The Second World War amplified these tendencies and brought new ideological pressures and political aspirations to bear that fundamentally transformed the imperial landscape, not only among colonized peoples but also their metropolitan counterparts. Into the postwar era, despite official pronouncements and widespread public expectation that the maritime empires of Britain, France, the Netherlands, Belgium, Portugal, and Spain would be maintained and redirected toward the goal of “development,” the political demands of anticolonial nationalists only served to widen the ironic gap between altruistic claims and the repressive measures needed to uphold them. European populations became increasingly unwilling to countenance high levels of public expenditure on counterinsurgency campaigns, especially in intractable settings that seemed incapable of non-violent resolution.[2597] The Suez crisis of 1956 not only embroiled the British and the French in an embarrassing and costly defeat, but also raised awareness about the material and political limits of their imperial reach. By the end of the 1950s, France was looking increasingly vulnerable in Algeria, while African peoples throughout the continent were rapidly achieving independence. It was only during this final, rapid phase of imperial retreat that the term “decolonization” found a permanent foothold in the political lexicon to describe a process whose full implications were only beginning to take shape.
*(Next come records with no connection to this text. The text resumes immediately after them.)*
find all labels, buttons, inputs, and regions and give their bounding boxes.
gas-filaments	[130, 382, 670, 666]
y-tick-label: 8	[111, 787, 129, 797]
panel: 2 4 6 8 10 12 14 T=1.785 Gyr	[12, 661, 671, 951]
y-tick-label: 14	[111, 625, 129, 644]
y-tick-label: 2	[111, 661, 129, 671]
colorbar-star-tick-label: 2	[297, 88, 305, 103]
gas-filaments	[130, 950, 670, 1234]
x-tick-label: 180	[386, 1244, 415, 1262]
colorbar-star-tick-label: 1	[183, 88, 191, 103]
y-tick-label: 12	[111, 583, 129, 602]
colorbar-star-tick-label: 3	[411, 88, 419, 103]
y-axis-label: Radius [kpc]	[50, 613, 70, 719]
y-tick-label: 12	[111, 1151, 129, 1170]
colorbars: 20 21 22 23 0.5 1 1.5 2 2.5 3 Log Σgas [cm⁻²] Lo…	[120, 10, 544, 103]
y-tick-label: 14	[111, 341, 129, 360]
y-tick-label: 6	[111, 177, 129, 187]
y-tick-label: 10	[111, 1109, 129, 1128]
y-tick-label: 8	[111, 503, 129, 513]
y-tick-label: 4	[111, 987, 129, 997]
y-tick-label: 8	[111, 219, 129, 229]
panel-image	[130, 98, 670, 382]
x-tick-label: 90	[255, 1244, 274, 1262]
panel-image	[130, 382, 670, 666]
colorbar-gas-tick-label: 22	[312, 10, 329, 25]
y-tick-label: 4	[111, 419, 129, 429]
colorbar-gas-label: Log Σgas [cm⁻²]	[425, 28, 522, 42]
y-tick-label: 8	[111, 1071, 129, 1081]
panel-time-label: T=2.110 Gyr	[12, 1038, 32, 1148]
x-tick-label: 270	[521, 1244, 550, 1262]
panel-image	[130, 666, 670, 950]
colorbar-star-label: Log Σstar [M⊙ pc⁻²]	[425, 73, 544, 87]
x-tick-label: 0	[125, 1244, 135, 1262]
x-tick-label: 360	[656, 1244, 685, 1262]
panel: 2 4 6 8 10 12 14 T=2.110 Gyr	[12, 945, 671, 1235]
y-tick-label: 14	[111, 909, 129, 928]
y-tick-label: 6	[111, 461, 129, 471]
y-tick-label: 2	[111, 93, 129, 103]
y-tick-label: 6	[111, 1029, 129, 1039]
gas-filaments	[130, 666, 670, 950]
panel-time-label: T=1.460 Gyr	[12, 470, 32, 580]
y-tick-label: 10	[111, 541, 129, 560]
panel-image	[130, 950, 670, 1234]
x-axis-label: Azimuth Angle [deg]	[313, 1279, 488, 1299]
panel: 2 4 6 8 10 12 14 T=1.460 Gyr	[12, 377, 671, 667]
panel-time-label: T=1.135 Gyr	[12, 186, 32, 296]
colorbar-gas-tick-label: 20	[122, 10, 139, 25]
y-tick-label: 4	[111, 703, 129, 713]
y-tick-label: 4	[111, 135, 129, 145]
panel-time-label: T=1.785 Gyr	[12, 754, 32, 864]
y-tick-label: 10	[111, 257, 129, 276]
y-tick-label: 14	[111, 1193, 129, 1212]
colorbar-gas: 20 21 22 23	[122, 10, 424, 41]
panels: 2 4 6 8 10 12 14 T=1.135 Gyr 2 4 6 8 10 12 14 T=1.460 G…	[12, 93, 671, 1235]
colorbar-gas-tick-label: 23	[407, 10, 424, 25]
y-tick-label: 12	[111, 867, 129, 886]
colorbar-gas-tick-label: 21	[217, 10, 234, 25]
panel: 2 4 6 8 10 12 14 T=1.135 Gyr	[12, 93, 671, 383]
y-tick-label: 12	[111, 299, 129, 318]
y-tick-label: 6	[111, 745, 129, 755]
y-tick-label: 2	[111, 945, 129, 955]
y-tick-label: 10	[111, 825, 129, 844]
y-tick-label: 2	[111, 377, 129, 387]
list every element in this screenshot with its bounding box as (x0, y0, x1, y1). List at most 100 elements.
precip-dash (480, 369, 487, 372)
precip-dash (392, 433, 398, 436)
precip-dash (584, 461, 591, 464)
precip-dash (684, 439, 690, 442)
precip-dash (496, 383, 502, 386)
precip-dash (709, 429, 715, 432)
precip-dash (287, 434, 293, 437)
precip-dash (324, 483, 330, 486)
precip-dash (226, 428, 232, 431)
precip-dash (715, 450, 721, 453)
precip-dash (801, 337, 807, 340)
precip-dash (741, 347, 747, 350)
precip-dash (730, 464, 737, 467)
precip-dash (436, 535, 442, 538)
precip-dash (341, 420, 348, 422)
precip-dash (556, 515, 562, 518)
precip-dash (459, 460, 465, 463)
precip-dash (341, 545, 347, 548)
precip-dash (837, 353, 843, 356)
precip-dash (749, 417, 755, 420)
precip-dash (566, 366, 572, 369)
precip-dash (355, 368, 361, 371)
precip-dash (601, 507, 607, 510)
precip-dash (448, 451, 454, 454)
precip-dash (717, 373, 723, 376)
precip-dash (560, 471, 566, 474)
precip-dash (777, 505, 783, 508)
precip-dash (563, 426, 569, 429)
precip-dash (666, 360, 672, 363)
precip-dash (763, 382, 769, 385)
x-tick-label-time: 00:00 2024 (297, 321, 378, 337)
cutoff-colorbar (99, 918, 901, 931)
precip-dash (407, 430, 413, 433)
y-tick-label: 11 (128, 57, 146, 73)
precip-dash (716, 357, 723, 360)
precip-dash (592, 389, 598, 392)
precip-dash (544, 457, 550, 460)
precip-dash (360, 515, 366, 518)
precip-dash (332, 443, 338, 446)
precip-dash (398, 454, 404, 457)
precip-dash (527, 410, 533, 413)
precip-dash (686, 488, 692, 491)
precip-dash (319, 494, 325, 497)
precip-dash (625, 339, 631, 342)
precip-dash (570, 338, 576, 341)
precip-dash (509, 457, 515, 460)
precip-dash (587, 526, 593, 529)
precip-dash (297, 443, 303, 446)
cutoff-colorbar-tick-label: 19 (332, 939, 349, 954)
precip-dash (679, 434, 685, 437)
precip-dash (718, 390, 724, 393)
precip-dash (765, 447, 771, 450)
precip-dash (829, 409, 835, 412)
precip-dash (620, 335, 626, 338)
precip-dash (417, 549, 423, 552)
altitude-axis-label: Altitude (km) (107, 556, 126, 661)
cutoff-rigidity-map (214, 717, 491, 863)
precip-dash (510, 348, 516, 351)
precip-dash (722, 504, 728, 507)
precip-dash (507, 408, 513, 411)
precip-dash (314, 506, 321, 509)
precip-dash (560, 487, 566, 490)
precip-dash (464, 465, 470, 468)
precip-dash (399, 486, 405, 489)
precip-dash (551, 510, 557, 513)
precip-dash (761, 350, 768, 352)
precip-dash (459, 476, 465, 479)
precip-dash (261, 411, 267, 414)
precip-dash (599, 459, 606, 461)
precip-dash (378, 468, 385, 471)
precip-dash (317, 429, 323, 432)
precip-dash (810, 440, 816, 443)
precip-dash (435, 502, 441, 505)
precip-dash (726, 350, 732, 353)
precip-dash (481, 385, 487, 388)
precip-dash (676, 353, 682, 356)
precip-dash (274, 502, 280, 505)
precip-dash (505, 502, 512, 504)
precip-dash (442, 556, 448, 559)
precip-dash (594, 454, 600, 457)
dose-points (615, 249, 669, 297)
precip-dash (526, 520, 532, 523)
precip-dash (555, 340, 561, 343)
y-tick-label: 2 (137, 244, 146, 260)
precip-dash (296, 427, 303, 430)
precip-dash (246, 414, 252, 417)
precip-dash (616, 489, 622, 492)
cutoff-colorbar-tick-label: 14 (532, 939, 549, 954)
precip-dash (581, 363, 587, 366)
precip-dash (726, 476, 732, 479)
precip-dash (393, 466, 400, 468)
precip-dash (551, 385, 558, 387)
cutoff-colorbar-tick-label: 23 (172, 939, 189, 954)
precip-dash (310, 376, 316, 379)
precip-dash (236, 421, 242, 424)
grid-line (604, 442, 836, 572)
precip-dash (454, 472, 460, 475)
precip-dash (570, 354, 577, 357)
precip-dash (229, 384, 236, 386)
Significantly, no sooner had the term become common currency than its political antonym, “neocolonialism,” was promptly pressed into service.Europe's maritime empires unraveled at the intersection of the major upheavals of the twentieth century: the defeat of Nazism and imperial Japan, postwar reconstruction, the onset of the Cold War, the accelerating pace of globalization and the political and economic integration of Western Europe. Disaggregating cause and effect is exceedingly complex, as each overlapped significantly with the transfer of power to scores of newly independent states across the globe. The conceptual history of decolonization and neocolonialism is particularly instructive, because the terms themselves became deeply implicated in the legitimacy claims of the major parties involved in rolling back Europe's imperial aspirations. As such, we can begin by asking how the language of decolonization first evolved, and to what ends?